1. QUANTO MAIS VELHO MELHOR?

“Quanto mais velho melhor!”. Esta é uma das mais emblemáticas quando o assunto é vinho. Embora falaciosa, muitos continuam convencidos da sua veracidade. Tal como nós, humanos, o vinho tem várias fases da sua evolução: passa pela infância, pela juventude e pela maturidade, depois alcança a velhice e morre. E cada vinho apresenta caráter único e ponto de maturidade próprio, tornando esta definição de “bom envelhecimento” ainda mais difícil.

Na verdade, não são assim tantos os vinhos capazes de melhorar com o passar do tempo. Em todo o mundo, a quase totalidade dos vinhos é feita para ser consumida no curto prazo. Isto porque vivemos alturas em que é necessário responder aos mercados e fazer crescer as economias — vender todos os anos vinho novo é mais vantajoso do que vender um vinho a cada década. Além disso, nem todos os consumidores preferem vinhos velhos, dada a sua complexidade, que pode torná-los mais difíceis de beber. A maioria dos vinhos rosés (rosados, em bom português) tem um período de vida útil de 1 ou 2 anos, os brancos 2 ou 3 anos, e os tintos 4 ou 5 anos.
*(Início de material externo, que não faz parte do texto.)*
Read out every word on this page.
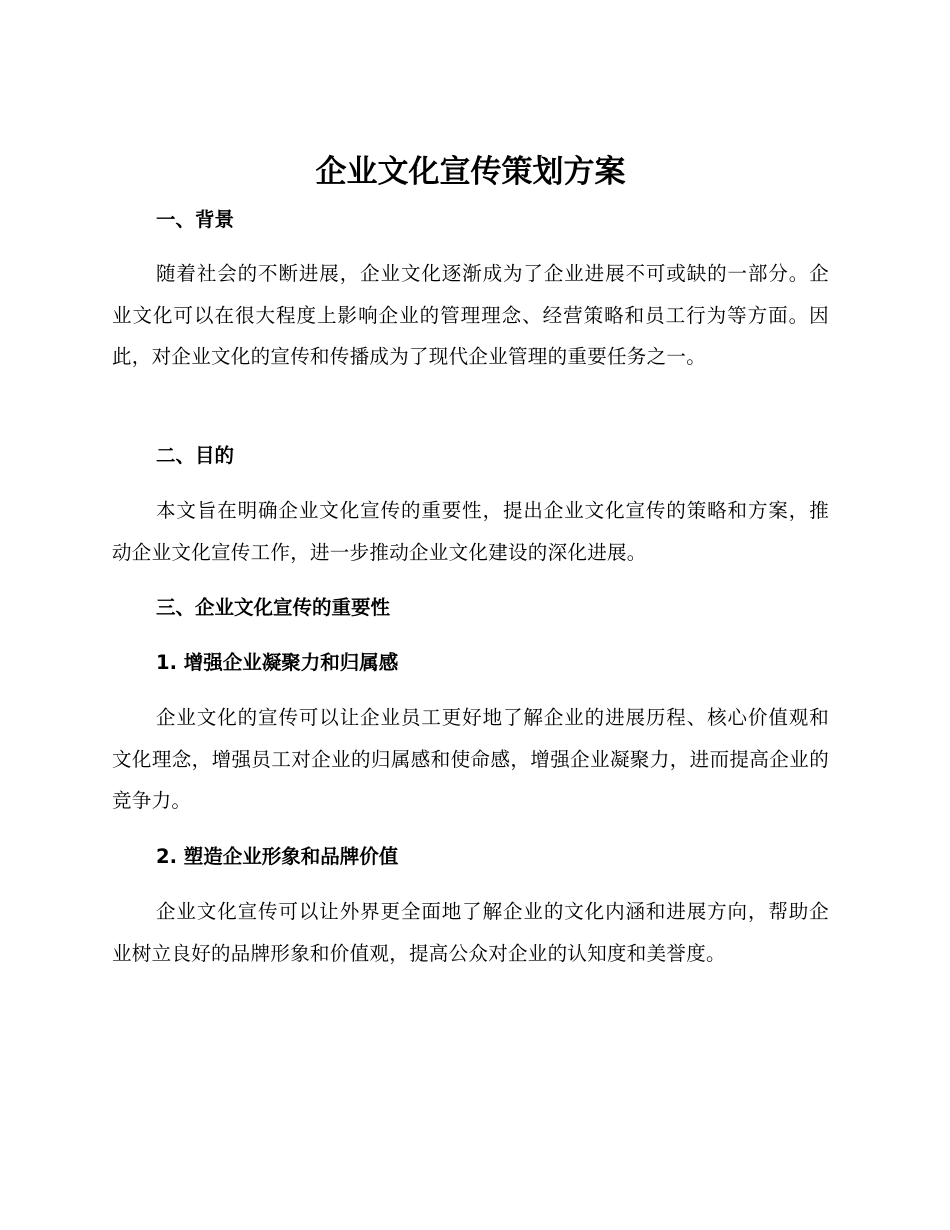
企业文化宣传策划方案
一、背景

随着社会的不断进展，企业文化逐渐成为了企业进展不可或缺的一部分。企业文化可以在很大程度上影响企业的管理理念、经营策略和员工行为等方面。因此，对企业文化的宣传和传播成为了现代企业管理的重要任务之一。

二、目的

本文旨在明确企业文化宣传的重要性，提出企业文化宣传的策略和方案，推动企业文化宣传工作，进一步推动企业文化建设的深化进展。

三、企业文化宣传的重要性
1. 增强企业凝聚力和归属感

企业文化的宣传可以让企业员工更好地了解企业的进展历程、核心价值观和文化理念，增强员工对企业的归属感和使命感，增强企业凝聚力，进而提高企业的竞争力。

2. 塑造企业形象和品牌价值

企业文化宣传可以让外界更全面地了解企业的文化内涵和进展方向，帮助企业树立良好的品牌形象和价值观，提高公众对企业的认知度和美誉度。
E porque é que nem todos são feitos para durar muitos anos?

Os poucos vinhos pensados para durar décadas são vinhos excecionais e, por norma, muito caros. Quando se fala de vinhos velhos fala-se, essencialmente, de vinhos tintos. E apenas um número muito reduzido possui as características adequadas para bem envelhecer. Essas características estão, essencialmente, ao nível da composição química da uva, do clima onde foi cultivada e da forma como o vinho foi elaborado. No entanto, também é possível encontrar vinhos brancos capazes de aguentar décadas sem deteriorarem.

 

CONCLUSÃO

O bom envelhecimento de um vinho está dependente de vários fatores — que não encaixam neste blog, pois vou zelar pela simplicidade. Então, não será razoável afirmar que os vinhos melhoram sempre com o tempo. E, atendendo a que as condições ideias de guarda dos vinhos são, raramente, as ideais, recomendo que não esperes demasiado tempo para abrir as garrafas que compraste recentemente.

 

CURIOSIDADES

  • De um modo geral, os vinhos tintos com baixo pH, como os Pinot Noir e os Sangiovese, são mais propícios ao envelhecimento. Castas (uvas) de pele mais grossa e vinhos com mais taninos (ver glossário) têm também grande potencial para envelhecer, como os Cabernet Sauvignon, os Syrah e os Nebbiolo.
  • Os vinhos brancos tendem a ser mais ácidos. E a acidez do vinho — por agir como conservante — ou o uso adequado de barris de carvalho durante a sua elaboração podem desempenhar um papel importante para uma maior longevidade. Bons exemplos são os Riesling da Alemanha e os Chardonnay da Borgonha, Framça.
  • A Master of Wine Jancis Robinson observou que apenas cerca de 10% dos melhores vinhos tintos e 5% dos melhores vinhos brancos podem melhorar significativamente com o envelhecimento. Além disso, afirma que só 1% de todos os vinho top do mundo tem a capacidade de melhorar depois de uma década.

 

Fontes: memórias das longas leituras do Rizz.